Она сморщила нос и покосилась на алую прядь.

– И Робер мне тоже надоел. Он слишком старый. Он талдычит одно и то же. У него в голове одни цифры. Не человек, а калькулятор!

– Каждому – свое, – рассудила Гортензия, отступив на три шага и оглядывая задрапированную ткань. «Великолепно», – одними губами произнесла она.

– А ты не спрашиваешь, что он о тебе сказал?

– Нет. Мне наплевать на его мнение. Я сама знаю, чего я стою. Если он не оценил меня по достоинству, это его проблема, а не моя.

– А можно я пойду? – спросила Антуанетта, уставшая стоять в одной позе. – Я вам вовсе не нужна для этого разговора. Стою и теряю время.

– Да. Спасибо. Завтра тебе позвоню.

Гортензия сняла с нее ткань. Обнаженная Антуанетта предстала перед Еленой, которая внимательно оглядела ее. Ее явно впечатлило это зрелище.

– Вы поразительно красивы, мадемуазель! Все нужные изгибы и формы на месте, золотистая кожа, высокая и стройная, просто совершенство. Мои поздравления.

– А вы в свое время, видимо, тоже были весьма ничего себе. Вы даже сейчас привлекательны, несмотря на ваши морщины и впалые щеки. Держу пари, вы до сих пор нравитесь мужчинам…

Елена покраснела. Она закивала, прибавив: «Не так уж далеко от истины!»

– Вы такая тоненькая, – сказала Елена. – Сидите на диете?

– Да вы с ума сошли! Мне есть чем заняться, кроме того, что следить за своим весом.

Она пожала плечами, закатила глаза и принялась натягивать узкие джинсы на длинные стройные ноги.

– Столько девушек разрушают себя этими идиотскими диетами! – заметила Елена.

– Только не я! Мне совершенно не улыбается тратить девяносто пять процентов своего времени на то, чтобы потерять пять килограммов. Чао, чао, красавица моя, – бросила она Гортензии, – а вы, старушка, постарайтесь не меняться! Вы супер!

Елена ошеломленно поглядела ей вслед.

– Где ты выкопала это чудо? Такие девушки – большая редкость.

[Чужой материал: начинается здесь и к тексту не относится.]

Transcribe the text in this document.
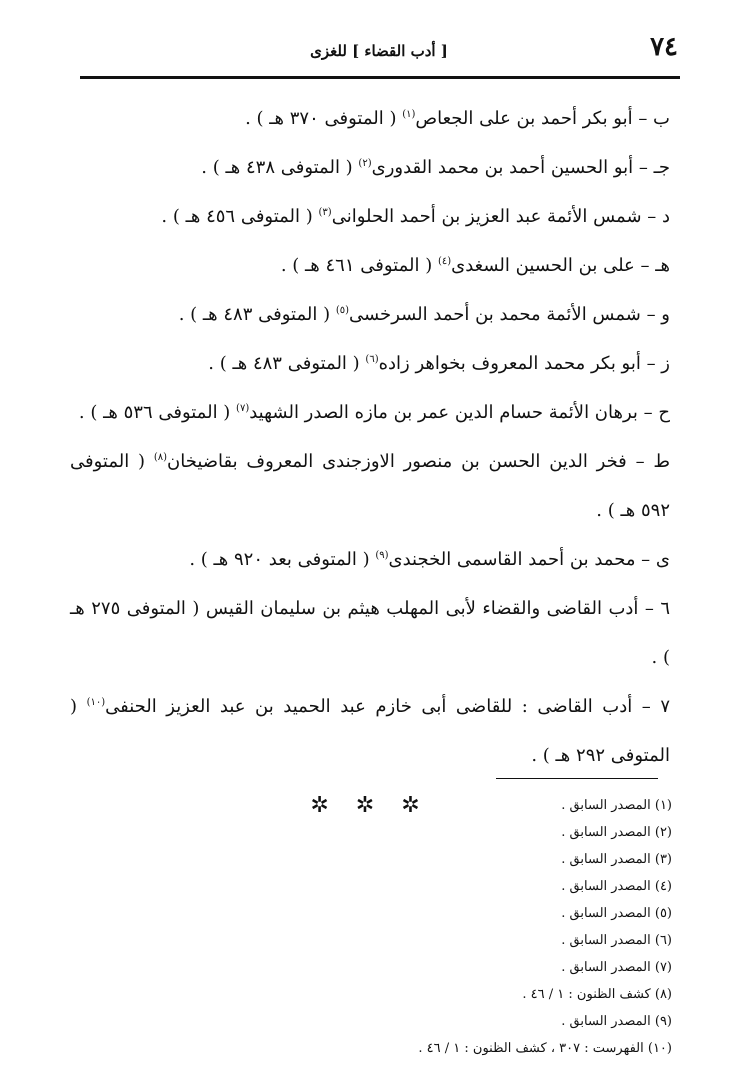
٧٤
[ أدب القضاء ] للغزى

ب – أبو بكر أحمد بن على الجعاص$^{(١)}$ ( المتوفى ٣٧٠ هـ ) .

جـ – أبو الحسين أحمد بن محمد القدورى$^{(٢)}$ ( المتوفى ٤٣٨ هـ ) .

د – شمس الأئمة عبد العزيز بن أحمد الحلوانى$^{(٣)}$ ( المتوفى ٤٥٦ هـ ) .

هـ – على بن الحسين السغدى$^{(٤)}$ ( المتوفى ٤٦١ هـ ) .

و – شمس الأئمة محمد بن أحمد السرخسى$^{(٥)}$ ( المتوفى ٤٨٣ هـ ) .

ز – أبو بكر محمد المعروف بخواهر زاده$^{(٦)}$ ( المتوفى ٤٨٣ هـ ) .

ح – برهان الأئمة حسام الدين عمر بن مازه الصدر الشهيد$^{(٧)}$ ( المتوفى ٥٣٦ هـ ) .

ط – فخر الدين الحسن بن منصور الاوزجندى المعروف بقاضيخان$^{(٨)}$ ( المتوفى ٥٩٢ هـ ) .

ى – محمد بن أحمد القاسمى الخجندى$^{(٩)}$ ( المتوفى بعد ٩٢٠ هـ ) .

٦ – أدب القاضى والقضاء لأبى المهلب هيثم بن سليمان القيس ( المتوفى ٢٧٥ هـ ) .

٧ – أدب القاضى : للقاضى أبى خازم عبد الحميد بن عبد العزيز الحنفى$^{(١٠)}$ ( المتوفى ٢٩٢ هـ ) .

✲ ✲ ✲	(١) المصدر السابق .

(٢) المصدر السابق .

(٣) المصدر السابق .

(٤) المصدر السابق .

(٥) المصدر السابق .

(٦) المصدر السابق .

(٧) المصدر السابق .

(٨) كشف الظنون : ١ / ٤٦ .

(٩) المصدر السابق .

(١٠) الفهرست : ٣٠٧ ، كشف الظنون : ١ / ٤٦ .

– Это сестра моей подруги. Будет моей тайной советницей и музой.

– Нашей музой, Гортензия!

Гортензия нахмурила брови, сморщила нос, ей вовсе не нравилось это обобществление всего и вся. Елена прочла у нее на лице молчаливое неодобрение.

– Ну вот так как-то. Надо смириться с этой мыслью, малышка.

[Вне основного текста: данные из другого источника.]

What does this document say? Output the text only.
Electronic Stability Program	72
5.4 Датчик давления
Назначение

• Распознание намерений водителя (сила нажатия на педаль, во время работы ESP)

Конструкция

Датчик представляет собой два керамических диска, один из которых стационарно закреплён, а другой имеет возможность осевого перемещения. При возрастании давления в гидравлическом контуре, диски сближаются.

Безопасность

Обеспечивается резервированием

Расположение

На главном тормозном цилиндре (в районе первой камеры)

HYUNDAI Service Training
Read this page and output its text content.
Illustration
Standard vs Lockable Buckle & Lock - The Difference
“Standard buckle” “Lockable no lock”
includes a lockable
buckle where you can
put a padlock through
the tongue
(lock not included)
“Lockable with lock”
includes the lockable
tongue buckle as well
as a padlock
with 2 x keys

– Я как-то иначе все себе представляла…

– Ты занимаешься творчеством, я занимаюсь деньгами. Фифти-фифти. Если тебя это не устраивает, сразу скажи.

– Но торговый дом будет называться моим именем? Вы мне это обещали.

– Да, но мы обе на борту корабля. Не забывай об этом никогда!

– Я не забываю… – слабо запротестовала Гортензия.

– Мы обе в случае триумфа – и я одна в случае провала. Я потеряю мои деньги. И целую кучу денег.

Елена взяла кусочек рахат-лукума, отправила в рот, помолчала.

– Это в случае, если нас ожидает провал, но, уверяю, я в это не верю. Более того, я убеждена в обратном.

Гортензия посмотрела Елене в глаза.

– Но я буду одна на сцене, да? – упрямо спросила она. – Это ведь мои модели, мои идеи, моя работа. Вы только даете деньги…

– Но они и есть ударная сила взрыва. Без моих денег ты ничего бы не сделала. Так что, улыбнись. Не хватало еще, чтобы мы ссорились из-за полной бессмыслицы.

Гортензия изобразила подобие бледной улыбки. Елена кивнула, благодаря ее за понимание.

– Ты будешь на сцене на первом плане и на фотографиях тоже. Но я хочу при этом, чтобы все знали, что за тобой стою я. С моей бронебойной силой. Мы с тобой не первые, кто создал пару деньги – талант. Так что усмири свои мечты о величии, твои девчачьи рыдания, научись делиться славой и продолжай работать!

– Ну, это я и без вас знаю, только этим и занимаюсь с утра до вечера! – вспылила Гортензия.

– Вот и замечательно. Я просто хочу знать, во что я вкладываю деньги. И на каком ты сейчас этапе?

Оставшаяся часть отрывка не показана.